Durante duas décadas, houve no
mundo rico um progressivo endividamento, concentrado nas
famílias e nos bancos -a regulação débil, por ideologia e problemas operacionais, foi incapaz de
detectar e evitar os excessos.
Além disso, a emergência da
China como protagonista na economia mundial perturbou a tradicional ordem das coisas.
Ao longo da década de 2000, a
China optou por não permitir a
valorização de sua moeda, o que
seria o curso natural para um
país com forte impulso na produtividade e superavits comerciais crescentes. Pequim adotou
uma versão moderna de mercantilismo e logo acumulou reservas
internacionais de US$ 2 trilhões,
superiores ao PIB do Brasil.
Esse dinheiro foi reciclado no
sistema financeiro ocidental e,
numa inversão do padrão histórico, direcionado aos países ricos. Contribuiu para manter baixas as taxas de juros nos EUA e
na Europa e acelerou o endividamento dessas economias. No fim
da corrente de crédito estavam,
principalmente, financiamentos
imobiliários feitos pelos bancos.
A crise foi desencadeada pelo
esgotamento da capacidade de
tomar empréstimos das economias ricas, o que levou à interrupção do circuito, à queda nos
preços dos imóveis e, por conseguinte, à insolvência dos bancos.
A alternativa no calor da crise
foi recorrer a uma profunda intervenção do Estado, por meio
de capitalização e injeção ilimitada de recursos no sistema financeiro e na economia em geral, com a forte expansão dos
gastos públicos. O primeiro grupo de medidas pretendeu evitar a
paralisia do que pode ser descrito como óleo lubrificante do capitalismo. O segundo tentou
preencher o vácuo de demanda
privada que se seguiu à crise. Em
conjunto, tais iniciativas afastaram o risco de depressão.

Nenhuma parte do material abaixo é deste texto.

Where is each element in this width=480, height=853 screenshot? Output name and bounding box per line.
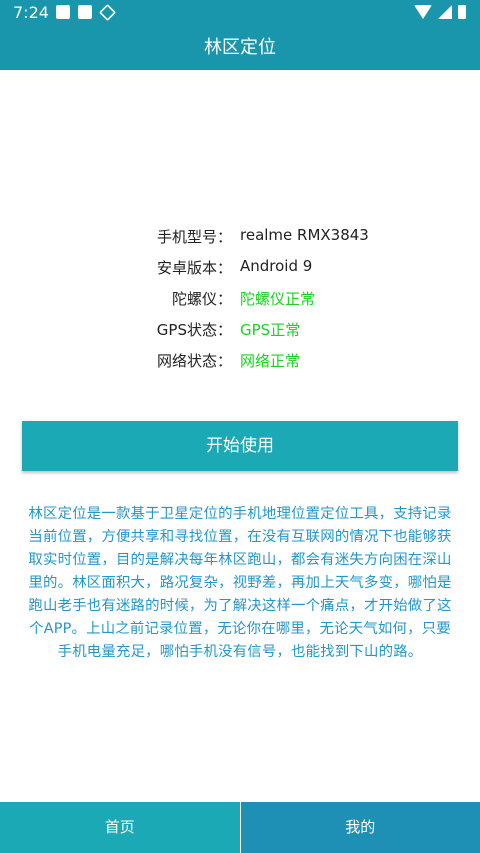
- app-bar: 林区定位: [0, 25, 480, 70]
- system-icons: [414, 5, 466, 19]
- info-row-gyroscope: 陀螺仪： 陀螺仪正常: [0, 282, 480, 313]
- gps-status: GPS正常: [240, 321, 301, 339]
- network-status: 网络正常: [240, 352, 301, 370]
- model-label: 手机型号：: [156, 228, 232, 246]
- wifi-icon: [414, 5, 432, 19]
- tab-home[interactable]: 首页: [0, 802, 241, 853]
- info-row-network: 网络状态： 网络正常: [0, 344, 480, 375]
- gyroscope-status: 陀螺仪正常: [240, 290, 316, 308]
- gyroscope-label: 陀螺仪：: [171, 290, 232, 308]
- cube-icon: [99, 4, 116, 21]
- network-label: 网络状态：: [156, 352, 232, 370]
- image-icon: [56, 5, 70, 19]
- tab-mine[interactable]: 我的: [240, 802, 480, 853]
- signal-icon: [438, 5, 452, 19]
- app-description: 林区定位是一款基于卫星定位的手机地理位置定位工具，支持记录当前位置，方便共享和寻…: [28, 506, 452, 660]
- gps-label: GPS状态：: [156, 321, 232, 339]
- android-version-value: Android 9: [240, 257, 313, 275]
- app-notification-icon: [78, 5, 92, 19]
- android-version-label: 安卓版本：: [156, 259, 232, 277]
- info-row-gps: GPS状态： GPS正常: [0, 313, 480, 344]
- battery-icon: [458, 5, 466, 19]
- page-title: 林区定位: [204, 37, 276, 58]
- notification-icons: [56, 4, 116, 21]
- device-info: 手机型号： realme RMX3843 安卓版本： Android 9 陀螺仪…: [0, 220, 480, 375]
- status-bar: 7:24: [0, 0, 480, 25]
- info-row-model: 手机型号： realme RMX3843: [0, 220, 480, 251]
- status-time: 7:24: [13, 3, 49, 22]
- info-row-android: 安卓版本： Android 9: [0, 251, 480, 282]
- model-value: realme RMX3843: [240, 226, 369, 244]
- start-button[interactable]: 开始使用: [22, 421, 458, 471]
- bottom-nav: 首页 我的: [0, 802, 480, 853]
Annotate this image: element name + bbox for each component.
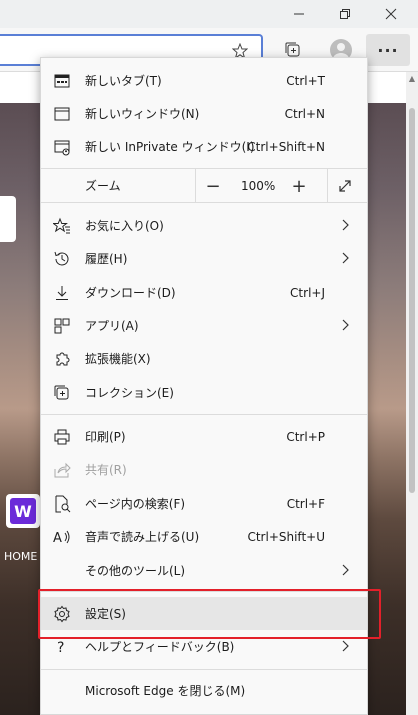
menu-item-zoom: ズーム − 100% + (41, 169, 367, 202)
menu-item-label: 印刷(P) (85, 430, 126, 444)
menu-item-more-tools[interactable]: その他のツール(L) (41, 554, 367, 587)
find-on-page-icon (53, 495, 71, 513)
print-icon (53, 428, 71, 446)
settings-and-more-button[interactable]: ··· (366, 34, 410, 66)
zoom-label: ズーム (85, 179, 121, 193)
home-link[interactable]: HOME (4, 550, 37, 563)
menu-separator (41, 202, 367, 203)
page-search-box[interactable] (0, 196, 16, 242)
zoom-divider (327, 169, 328, 202)
inprivate-window-icon (53, 138, 71, 156)
scrollbar[interactable]: ▲ (406, 72, 418, 715)
zoom-value: 100% (241, 178, 276, 193)
menu-item-label: 音声で読み上げる(U) (85, 530, 200, 544)
scroll-thumb[interactable] (409, 108, 415, 493)
menu-item-extensions[interactable]: 拡張機能(X) (41, 342, 367, 375)
menu-item-label: 新しい InPrivate ウィンドウ(I) (85, 140, 255, 154)
more-icon: ··· (377, 40, 399, 60)
menu-item-label: 新しいウィンドウ(N) (85, 107, 200, 121)
menu-item-find-on-page[interactable]: ページ内の検索(F) Ctrl+F (41, 487, 367, 520)
restore-icon (340, 9, 350, 19)
menu-item-shortcut: Ctrl+T (286, 73, 325, 88)
scroll-up-icon[interactable]: ▲ (407, 74, 417, 84)
menu-item-label: ヘルプとフィードバック(B) (85, 640, 235, 654)
menu-item-label: コレクション(E) (85, 386, 174, 400)
chevron-right-icon (342, 252, 349, 264)
chevron-right-icon (342, 319, 349, 331)
menu-item-label: Microsoft Edge を閉じる(M) (85, 684, 246, 698)
menu-item-shortcut: Ctrl+N (284, 106, 325, 121)
menu-item-collections[interactable]: コレクション(E) (41, 376, 367, 409)
menu-item-shortcut: Ctrl+F (286, 496, 325, 511)
menu-item-label: 履歴(H) (85, 252, 128, 266)
fullscreen-icon (339, 180, 351, 192)
new-window-icon (53, 105, 71, 123)
menu-item-shortcut: Ctrl+Shift+U (247, 529, 325, 544)
menu-item-read-aloud[interactable]: A 音声で読み上げる(U) Ctrl+Shift+U (41, 520, 367, 553)
menu-item-downloads[interactable]: ダウンロード(D) Ctrl+J (41, 276, 367, 309)
zoom-divider (195, 169, 196, 202)
title-bar (0, 0, 418, 28)
close-window-button[interactable] (368, 0, 414, 28)
fullscreen-button[interactable] (333, 174, 357, 198)
quick-link-tile[interactable]: W (6, 494, 40, 528)
menu-item-label: ダウンロード(D) (85, 286, 176, 300)
menu-item-new-window[interactable]: 新しいウィンドウ(N) Ctrl+N (41, 97, 367, 130)
chevron-right-icon (342, 219, 349, 231)
history-icon (53, 250, 71, 268)
restore-button[interactable] (322, 0, 368, 28)
menu-item-apps[interactable]: アプリ(A) (41, 309, 367, 342)
menu-item-label: ページ内の検索(F) (85, 497, 186, 511)
download-icon (53, 284, 71, 302)
menu-item-label: 新しいタブ(T) (85, 74, 162, 88)
menu-item-label: その他のツール(L) (85, 564, 186, 578)
menu-separator (41, 414, 367, 415)
menu-item-print[interactable]: 印刷(P) Ctrl+P (41, 420, 367, 453)
minimize-button[interactable] (276, 0, 322, 28)
zoom-in-button[interactable]: + (287, 174, 311, 198)
highlight-box (38, 589, 381, 639)
menu-item-share: 共有(R) (41, 453, 367, 486)
zoom-out-button[interactable]: − (201, 174, 225, 198)
menu-item-label: 共有(R) (85, 463, 127, 477)
menu-item-shortcut: Ctrl+J (290, 285, 325, 300)
menu-separator (41, 669, 367, 670)
menu-item-history[interactable]: 履歴(H) (41, 242, 367, 275)
apps-icon (53, 317, 71, 335)
menu-item-label: 拡張機能(X) (85, 352, 151, 366)
menu-item-label: アプリ(A) (85, 319, 139, 333)
chevron-right-icon (342, 564, 349, 576)
tile-logo: W (10, 498, 36, 524)
minimize-icon (294, 13, 304, 15)
svg-text:?: ? (57, 640, 64, 656)
close-icon (385, 8, 397, 20)
menu-item-label: お気に入り(O) (85, 219, 164, 233)
menu-item-close-edge[interactable]: Microsoft Edge を閉じる(M) (41, 674, 367, 707)
menu-item-shortcut: Ctrl+P (286, 429, 325, 444)
svg-text:A: A (53, 531, 62, 546)
new-tab-icon (53, 72, 71, 90)
help-icon: ? (53, 638, 71, 656)
menu-item-favorites[interactable]: お気に入り(O) (41, 209, 367, 242)
extensions-icon (53, 350, 71, 368)
read-aloud-icon: A (53, 528, 71, 546)
favorites-icon (52, 217, 71, 235)
menu-item-shortcut: Ctrl+Shift+N (247, 139, 325, 154)
chevron-right-icon (342, 640, 349, 652)
menu-item-new-inprivate[interactable]: 新しい InPrivate ウィンドウ(I) Ctrl+Shift+N (41, 130, 367, 163)
menu-item-new-tab[interactable]: 新しいタブ(T) Ctrl+T (41, 64, 367, 97)
collections-icon (53, 384, 71, 402)
share-icon (53, 461, 71, 479)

Passada a fase aguda, ficam os
problemas crônicos, que vão balizar a economia mundial a partir
deste ano de 2010.
Um dos principais gargalos é o
endividamento público nos países ricos. A maioria deles continuará a incorrer em deficits entre 5% e 10% do PIB em 2010 e
2011. A dívida pública chegará a
patamares inéditos em tempos
de paz, entre 80% e 100% do PIB.
Já está colocada a necessidade
de reduzir esses deficits em horizonte não muito longo, sob pena
de incorrer-se em riscos financeiros severos para os governos e
em inflação. A liberdade da política econômica nesses países
centrais ficará, portanto, seriamente restrita no curto prazo.
Em 2010, os capitais despejados em abundância pelos Bancos
Centrais serão em parte recolhidos, mas os juros devem continuar baixos. Tal combinação é
um risco, no contexto de forte
crescimento dos emergentes.
Pode alimentar uma nova inflação de "commodities" e sobreaquecer os países mais dinâmicos.
Em alguns deles -China, Índia e
Brasil-, já está clara a necessidade de políticas mais restritivas.
Até por esse motivo, o potencial de instabilidade da economia global ainda é grande. Ao
Brasil convém uma estratégia
cautelosa, a fim de evitar desequilíbrio externo significativo.